1996 killing of a Greek Cypriot by Turkish forces in the Cyprus UN buffer zone

Solomou after being shot

Solomon Solomou (Σολομών Σολωμού; 1970 – 14 August 1996) was a Greek Cypriot who was shot and killed by a Turkish officer while trying to climb a flagpole in order to remove a Turkish flag from its mast in Cyprus's United Nations Buffer Zone. The killing occurred in the aftermath of the funeral of Solomou's cousin Tassos Isaac, who had been murdered a few days earlier by Turkish nationalists belonging to the militant Grey Wolves organization.

==Early life==
Solomou was originally from the town of Famagusta, which fell under the control of the Turkish military as a result of the Turkish invasion of 1974. Like hundreds of thousands of other Cypriots, Solomou and his family became internally displaced persons. They fled to the nearby town of Paralimni, where he grew up with other Greek-Cypriot refugees.

==Incident==
Following the funeral of Tassos Isaac, who was beaten to death by a crowd of Grey Wolves (Turkish nationalists) in the United Nations Buffer Zone three days earlier, a group of Greek Cypriots returned to the area to continue the protest. Among these demonstrators was Solomou, a second cousin of Isaac. At around 2:20 pm, Solomou distanced himself from the rest of the demonstrators and walked towards a Turkish military post in Deryneia.

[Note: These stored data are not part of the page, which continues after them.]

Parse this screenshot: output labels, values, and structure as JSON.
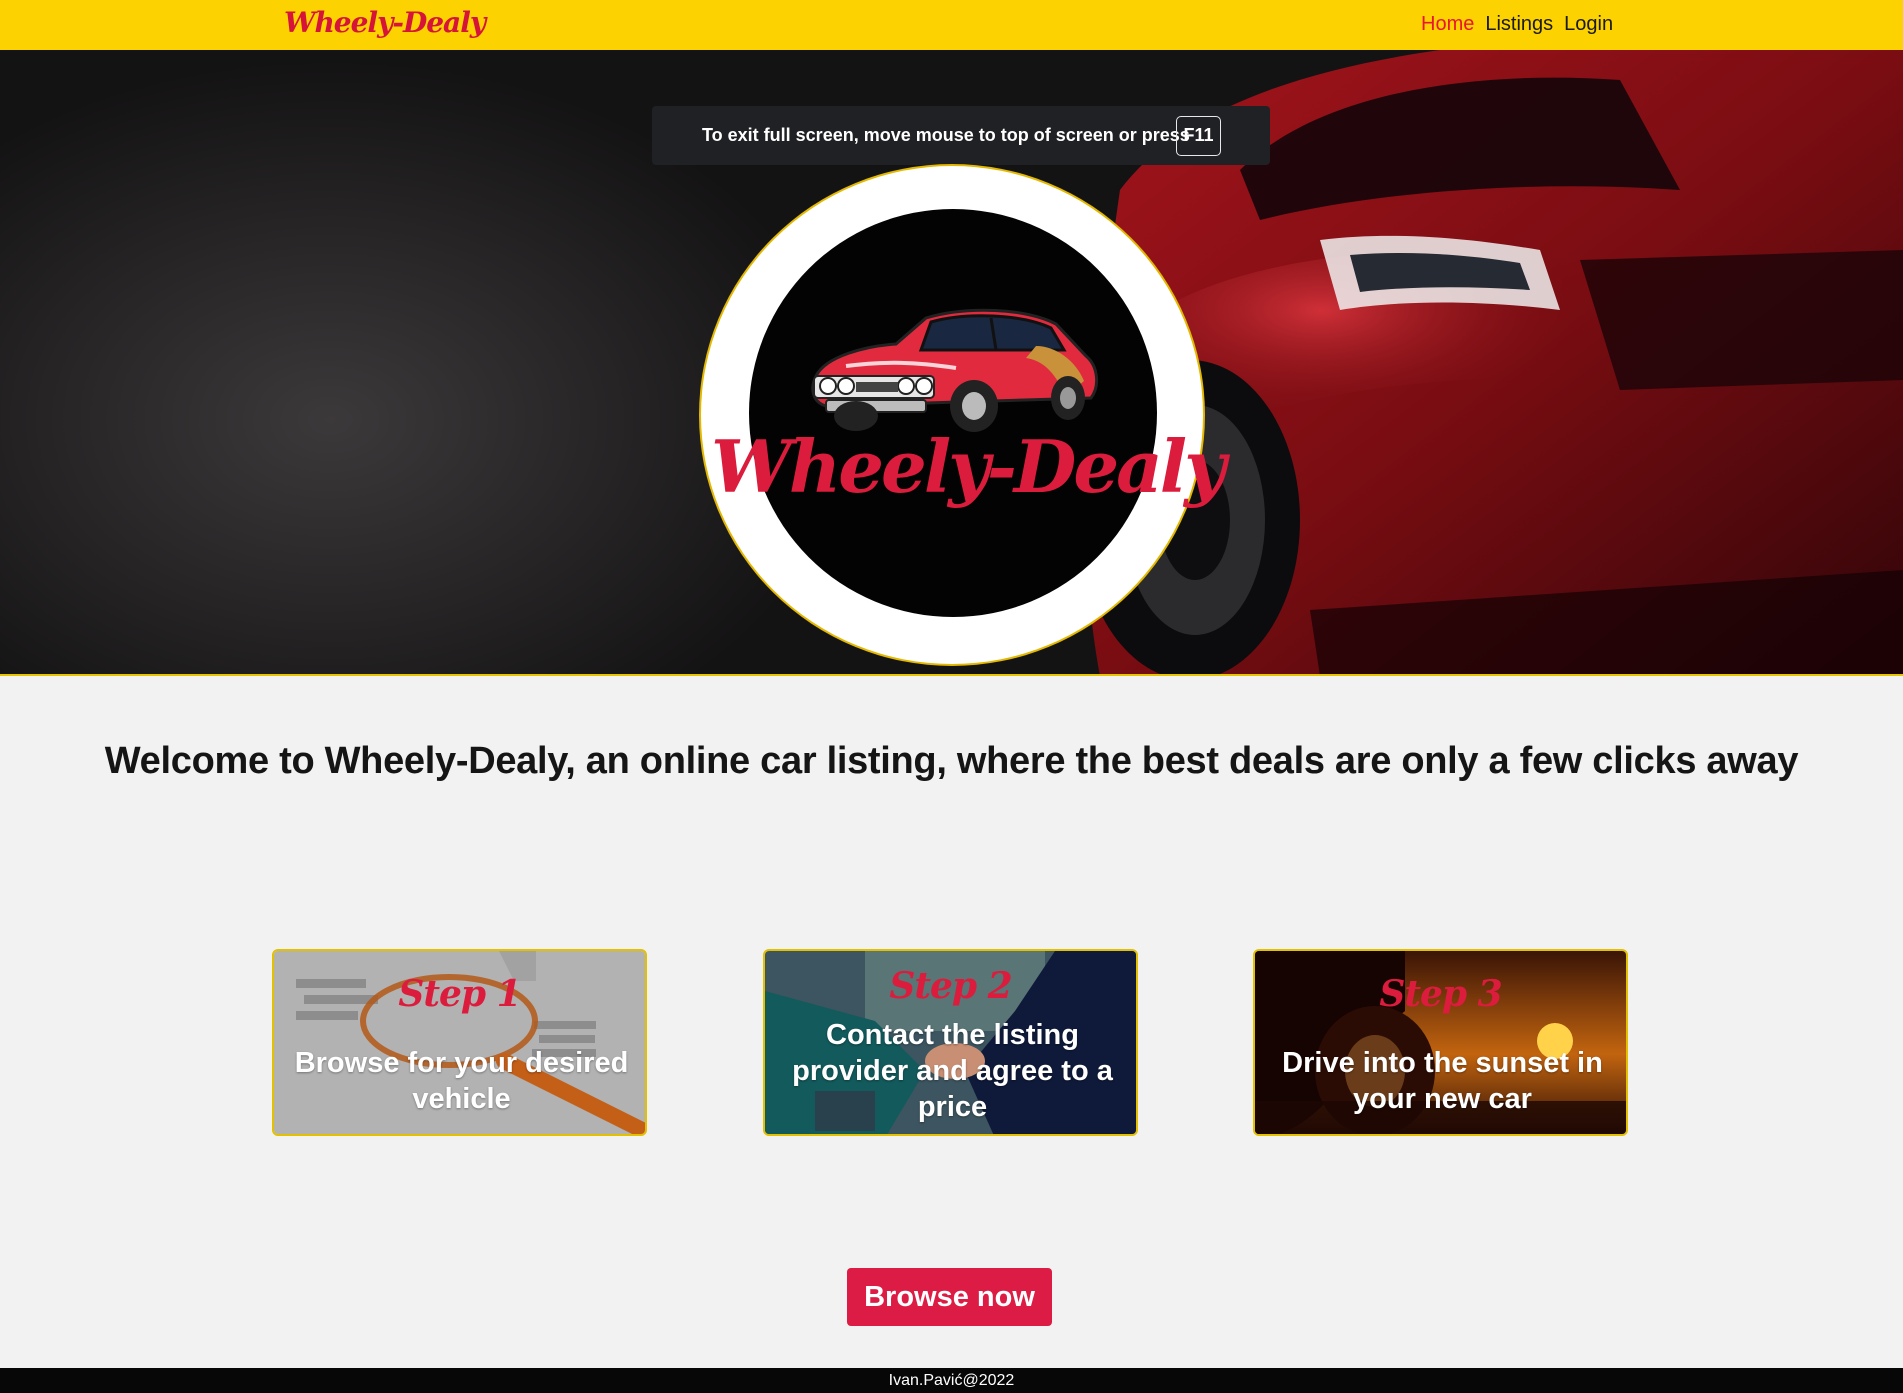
{
  "navbar": {
    "brand": "Wheely-Dealy",
    "links": [
      {
        "label": "Home",
        "active": true
      },
      {
        "label": "Listings",
        "active": false
      },
      {
        "label": "Login",
        "active": false
      }
    ],
    "background_color": "#fcd200",
    "active_color": "#e8162e"
  },
  "fullscreen_toast": {
    "message": "To exit full screen, move mouse to top of screen or press",
    "key": "F11"
  },
  "hero": {
    "logo_text": "Wheely-Dealy",
    "accent_color": "#dc1c3c"
  },
  "welcome": {
    "heading": "Welcome to Wheely-Dealy, an online car listing, where the best deals are only a few clicks away"
  },
  "steps": [
    {
      "label": "Step 1",
      "description": "Browse for your desired vehicle",
      "icon": "magnifying-glass-icon"
    },
    {
      "label": "Step 2",
      "description": "Contact the listing provider and agree to a price",
      "icon": "handshake-icon"
    },
    {
      "label": "Step 3",
      "description": "Drive into the sunset in your new car",
      "icon": "sunset-icon"
    }
  ],
  "cta": {
    "label": "Browse now",
    "color": "#dc1c44"
  },
  "footer": {
    "text": "Ivan.Pavić@2022"
  }
}
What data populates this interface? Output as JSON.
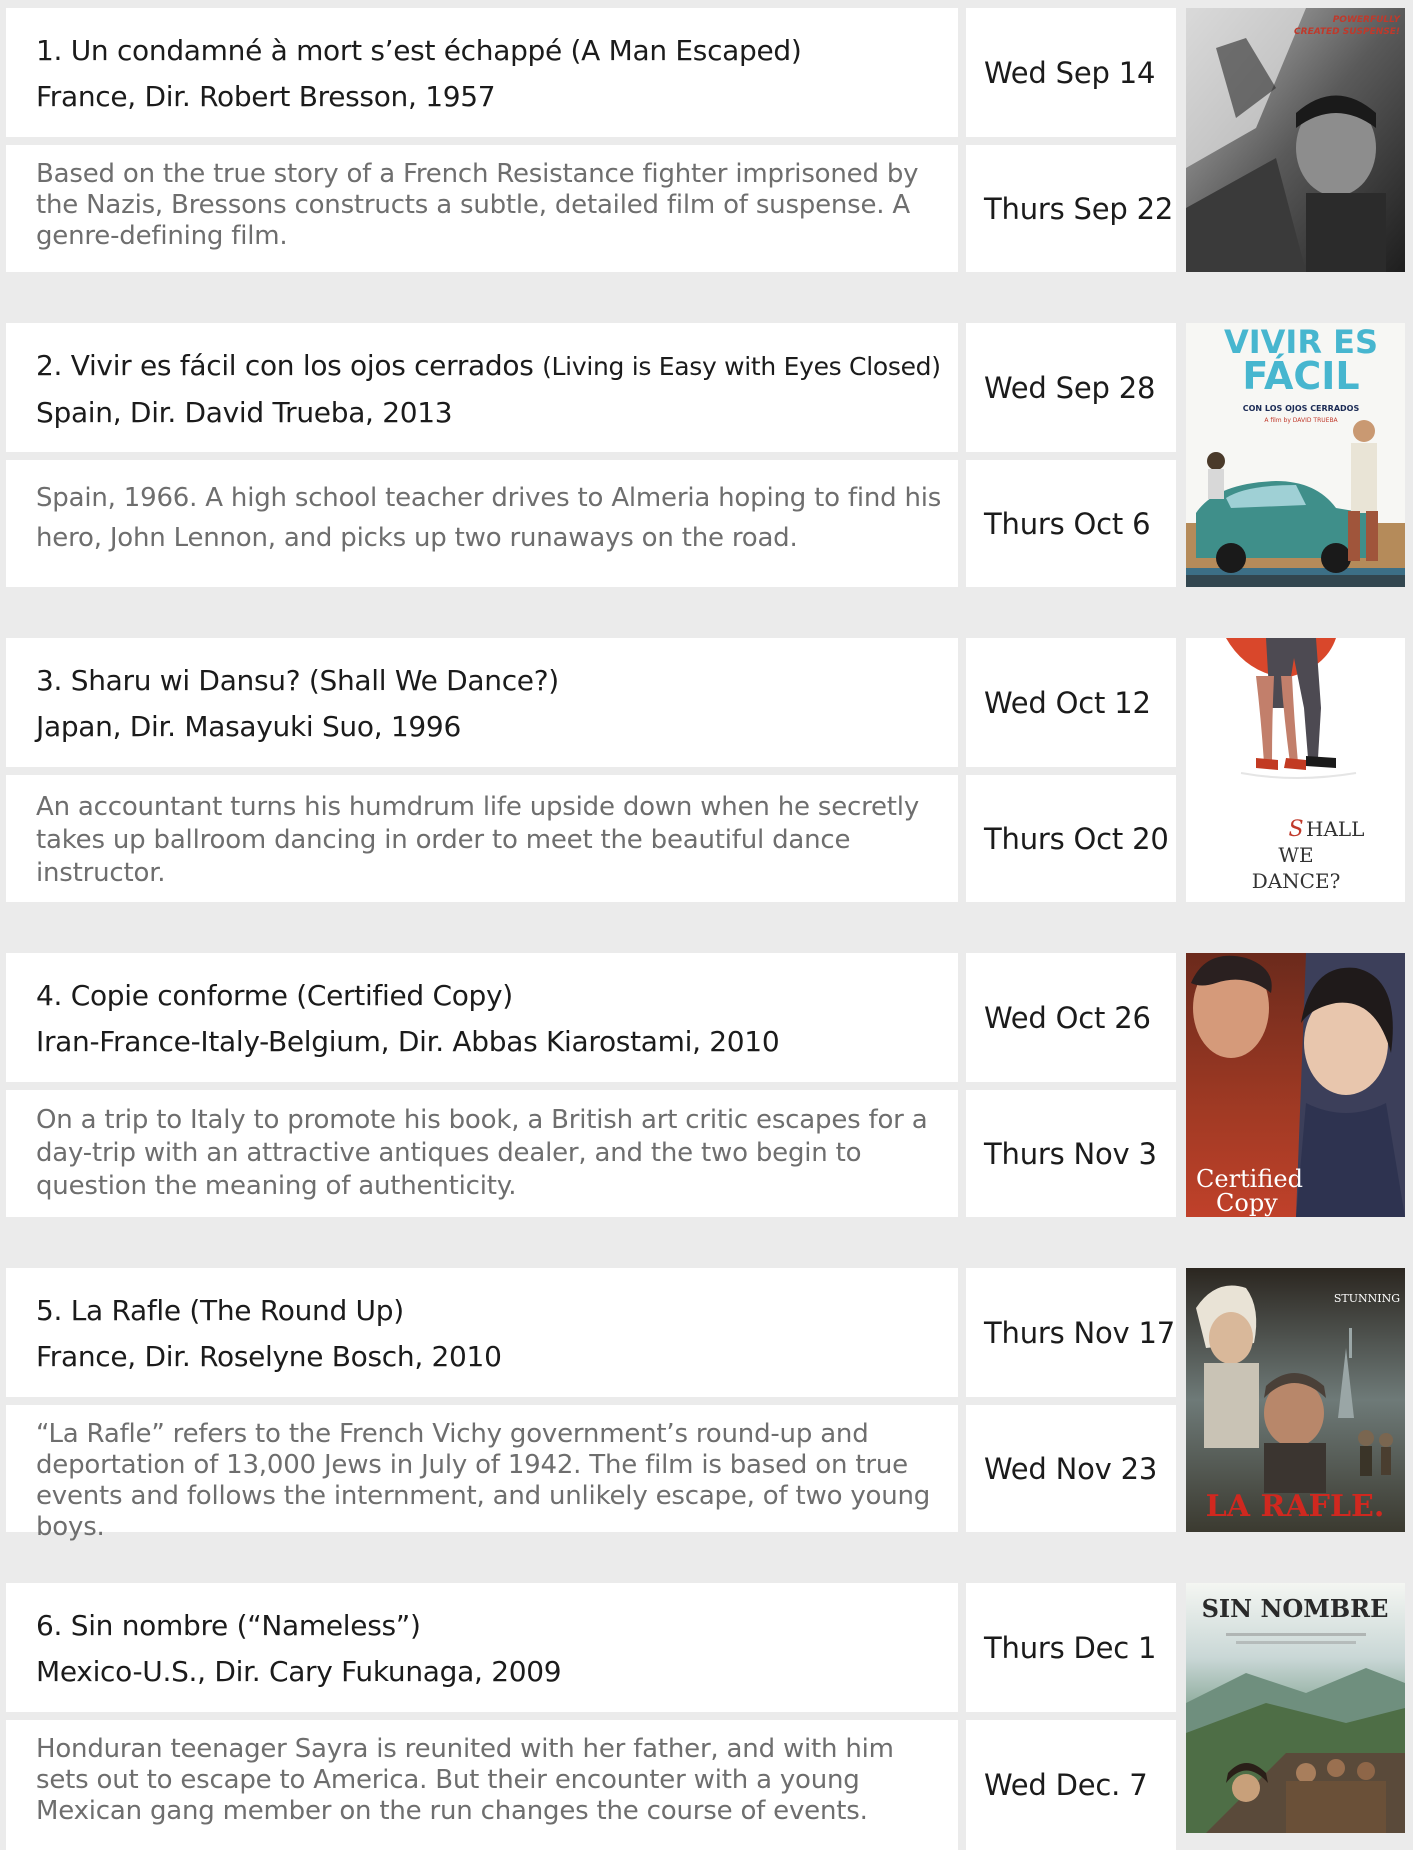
{
  "films": [
    {
      "number_title": "1. Un condamné à mort s’est échappé (A Man Escaped)",
      "title_en": "",
      "meta": "France, Dir. Robert Bresson, 1957",
      "description": "Based on the true story of a French Resistance fighter imprisoned by the Nazis, Bressons constructs a subtle, detailed film of suspense. A genre-defining film.",
      "dates": [
        "Wed Sep 14",
        "Thurs Sep 22"
      ],
      "poster": {
        "subject": "A Man Escaped poster",
        "lettering": "POWERFULLY CREATED SUSPENSE!"
      }
    },
    {
      "number_title": "2. Vivir es fácil con los ojos cerrados",
      "title_en": "(Living is Easy with Eyes Closed)",
      "meta": "Spain, Dir. David Trueba, 2013",
      "description": "Spain, 1966. A high school teacher drives to Almeria hoping to find his hero, John Lennon, and picks up two runaways on the road.",
      "dates": [
        "Wed Sep 28",
        "Thurs Oct 6"
      ],
      "poster": {
        "subject": "Vivir es fácil poster",
        "lettering": "VIVIR ES FÁCIL — CON LOS OJOS CERRADOS — A film by DAVID TRUEBA"
      }
    },
    {
      "number_title": "3. Sharu wi Dansu? (Shall We Dance?)",
      "title_en": "",
      "meta": "Japan, Dir. Masayuki Suo, 1996",
      "description": "An accountant turns his humdrum life upside down when he secretly takes up ballroom dancing in order to meet the beautiful dance instructor.",
      "dates": [
        "Wed Oct 12",
        "Thurs Oct 20"
      ],
      "poster": {
        "subject": "Shall We Dance poster",
        "lettering": "SHALL WE DANCE?"
      }
    },
    {
      "number_title": "4. Copie conforme (Certified Copy)",
      "title_en": "",
      "meta": "Iran-France-Italy-Belgium, Dir. Abbas Kiarostami, 2010",
      "description": "On a trip to Italy to promote his book, a British art critic escapes for a day-trip with an attractive antiques dealer, and the two begin to question the meaning of authenticity.",
      "dates": [
        "Wed Oct 26",
        "Thurs Nov 3"
      ],
      "poster": {
        "subject": "Certified Copy poster",
        "lettering": "Certified Copy"
      }
    },
    {
      "number_title": "5. La Rafle (The Round Up)",
      "title_en": "",
      "meta": "France, Dir. Roselyne Bosch, 2010",
      "description": "“La Rafle” refers to the French Vichy government’s round-up and deportation of 13,000 Jews in July of 1942. The film is based on true events and follows the internment, and unlikely escape, of two young boys.",
      "dates": [
        "Thurs Nov 17",
        "Wed Nov 23"
      ],
      "poster": {
        "subject": "La Rafle poster",
        "lettering": "LA RAFLE. — STUNNING"
      }
    },
    {
      "number_title": "6. Sin nombre (“Nameless”)",
      "title_en": "",
      "meta": "Mexico-U.S., Dir. Cary Fukunaga, 2009",
      "description": "Honduran teenager Sayra is reunited with her father, and with him sets out to escape to America. But their encounter with a young Mexican gang member on the run changes the course of events.",
      "dates": [
        "Thurs Dec 1",
        "Wed Dec. 7"
      ],
      "poster": {
        "subject": "Sin Nombre poster",
        "lettering": "SIN NOMBRE"
      }
    }
  ]
}
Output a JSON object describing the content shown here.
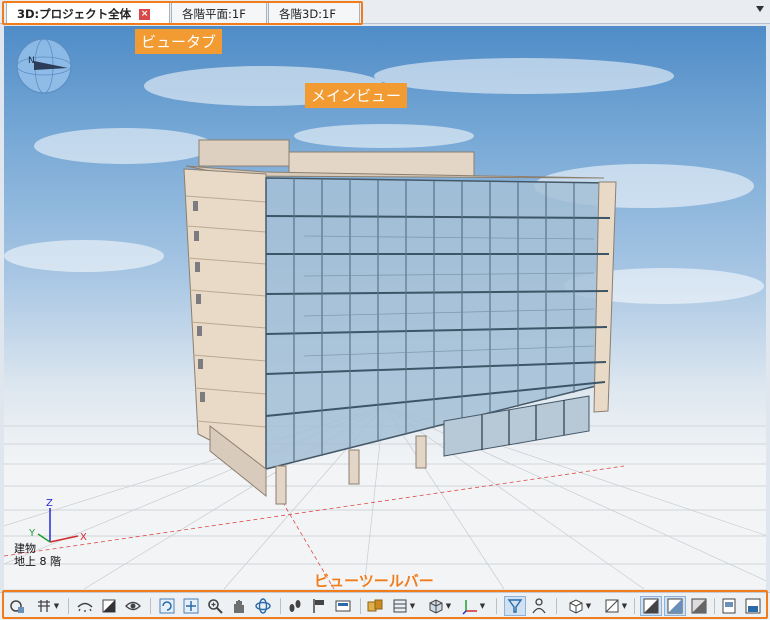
{
  "tabs": [
    {
      "label": "3D:プロジェクト全体",
      "active": true,
      "closable": true
    },
    {
      "label": "各階平面:1F",
      "active": false
    },
    {
      "label": "各階3D:1F",
      "active": false
    }
  ],
  "annotations": {
    "view_tabs": "ビュータブ",
    "main_view": "メインビュー",
    "view_toolbar": "ビューツールバー"
  },
  "axes": {
    "z": "Z",
    "y": "Y",
    "x": "X"
  },
  "building_info": {
    "line1": "建物",
    "line2": "地上 8 階"
  },
  "compass": {
    "north": "N"
  },
  "colors": {
    "highlight": "#f07c1c",
    "glass": "#8fb0cc",
    "facade": "#e6d5bf"
  },
  "toolbar_icons": [
    "orbit-settings-icon",
    "view-settings-icon",
    "hide-icon",
    "shading-icon",
    "eye-icon",
    "refresh-icon",
    "fit-view-icon",
    "zoom-icon",
    "pan-hand-icon",
    "orbit-icon",
    "walk-icon",
    "flag-icon",
    "camera-view-icon",
    "floor-plan-icon",
    "layer-icon",
    "box-view-icon",
    "axis-icon",
    "funnel-filter-icon",
    "person-icon",
    "cube-icon",
    "section-icon",
    "render-mode-1-icon",
    "render-mode-2-icon",
    "render-mode-3-icon",
    "export-image-icon",
    "save-image-icon"
  ]
}
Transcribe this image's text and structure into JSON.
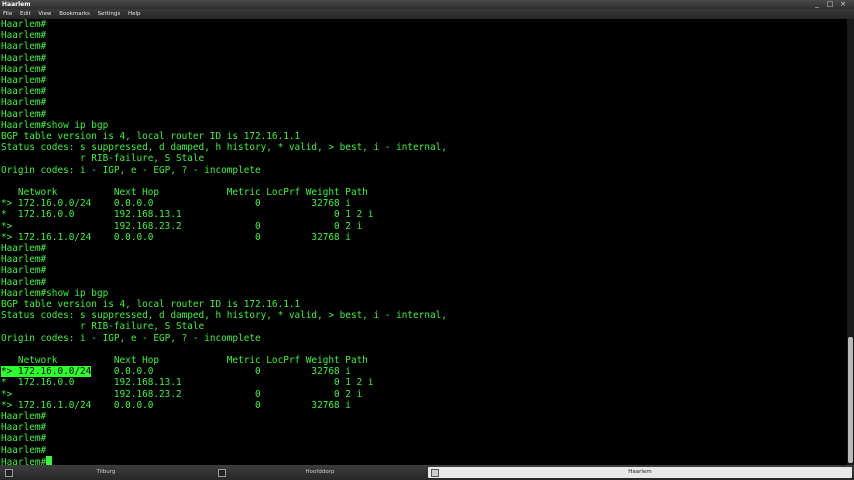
{
  "window": {
    "title": "Haarlem",
    "controls": [
      "_",
      "□",
      "×"
    ]
  },
  "menu": [
    "File",
    "Edit",
    "View",
    "Bookmarks",
    "Settings",
    "Help"
  ],
  "terminal": {
    "lines": [
      "Haarlem#",
      "Haarlem#",
      "Haarlem#",
      "Haarlem#",
      "Haarlem#",
      "Haarlem#",
      "Haarlem#",
      "Haarlem#",
      "Haarlem#",
      "Haarlem#show ip bgp",
      "BGP table version is 4, local router ID is 172.16.1.1",
      "Status codes: s suppressed, d damped, h history, * valid, > best, i - internal,",
      "              r RIB-failure, S Stale",
      "Origin codes: i - IGP, e - EGP, ? - incomplete",
      "",
      "   Network          Next Hop            Metric LocPrf Weight Path",
      "*> 172.16.0.0/24    0.0.0.0                  0         32768 i",
      "*  172.16.0.0       192.168.13.1                           0 1 2 i",
      "*>                  192.168.23.2             0             0 2 i",
      "*> 172.16.1.0/24    0.0.0.0                  0         32768 i",
      "Haarlem#",
      "Haarlem#",
      "Haarlem#",
      "Haarlem#",
      "Haarlem#show ip bgp",
      "BGP table version is 4, local router ID is 172.16.1.1",
      "Status codes: s suppressed, d damped, h history, * valid, > best, i - internal,",
      "              r RIB-failure, S Stale",
      "Origin codes: i - IGP, e - EGP, ? - incomplete",
      "",
      "   Network          Next Hop            Metric LocPrf Weight Path",
      "",
      "*  172.16.0.0       192.168.13.1                           0 1 2 i",
      "*>                  192.168.23.2             0             0 2 i",
      "*> 172.16.1.0/24    0.0.0.0                  0         32768 i",
      "Haarlem#",
      "Haarlem#",
      "Haarlem#",
      "Haarlem#"
    ],
    "selected_line": {
      "highlight": "*> 172.16.0.0/24",
      "rest": "    0.0.0.0                  0         32768 i"
    },
    "prompt": "Haarlem#"
  },
  "taskbar": {
    "tabs": [
      {
        "label": "Tilburg",
        "active": false
      },
      {
        "label": "Hoofddorp",
        "active": false
      },
      {
        "label": "Haarlem",
        "active": true
      }
    ]
  },
  "colors": {
    "terminal_fg": "#3cf23c",
    "terminal_bg": "#000000",
    "selection": "#2cff2c"
  }
}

Ignoring Turkish soldiers' many warnings, Solomou climbed a flagpole with the intention of replacing its Turkish flag with a Greek flag, but was shot by the soldiers. After his death, Turkish soldiers let UN soldiers take his body from the buffer zone to return it to his family.

The whole scene was taped by nearby journalists and was seen on live television. Solomou's funeral was held on 16 August in Paralimni, attended by thousands of people with an official day of mourning. A few days after the incident, Greek Prime Minister Costas Simitis visited Cyprus; together with Cypriot President Glafcos Clerides, he visited the homes of the families of Isaac and Solomou. Turkish Foreign Minister (and later Turkish Prime Minister) Tansu Çiller, who also visited Cyprus a few days after the incident, addressed a rally by saying that Turks would "break the hands" of anyone who insulted their flag.

==Identification of killers==
According to Cyprus Police, Solomou's killers were identified using photographic evidence as Minister of Agriculture and Natural Resources of Northern Cyprus Kenan Akin and Chief of Special Forces of Northern Cyprus Erdal Haciali Emanet. Warrants were issued by the Republic of Cyprus for the arrest of Akin, Emanet, and three others: Chief of Police of Northern Cyprus Attila Sav, Lt. Gen. of the Turkish Cypriot Security Force Hasan Kundakçı, and Maj. Gen. of the Turkish Army Mehmet Karlı. In October 2004, Akin, wanted by Interpol for the murder of Solomou, said the former Turkish Military Commander Halil Sadrazam had given the order to shoot. Sadrazam denied the accusation. Akin was later arrested in Istanbul on unrelated smuggling charges. Due to the fact that under the Turkish law so called "Greek Administration of Southern Cyprus" does not have jurisdiction over so called "Turkish Republic of Northern Cyprus" Akin was released by Turkish authorities despite being wanted for murder by Interpol, which prompted a question on Turkey's judicial cooperation by Dimitrios Papadimoulis of the European Parliament.

==Aftermath==
The photo of Solomou climbing the Turkish flagpole has often been used as symbol of protest against Turkey's invasion of northern Cyprus. Solomou was praised by a number of Greek politicians, and several prominent Greek composers and singers dedicated their songs to him. Dionysis Savvopoulos dedicated "Odi sto Georgio Karaiskaki" ("Ode to Georgio Karaiskaki"), Dimitris Mitropanos and Thanos Mikroutsikos dedicated "Panta gelastoi" ("Always Smiling"), and Stelios Rokkos dedicated "Gia to Solomo Solomou" ("For Solomo Solomou"). The 2009 Notis Sfakianakis song "Itan trellos" ("He Was Crazy") directly deals with Solomou's death and the ongoing Turkish occupation of Cyprus.

Solomou is considered a national hero in Greece and Cyprus, where he is often referred to as a "hero-martyr" (ηρωομάρτυρας). On 24 June 2008, the European Court of Human Rights ruled in favour of Solomou's family in the case of Solomou and others v. Turkey.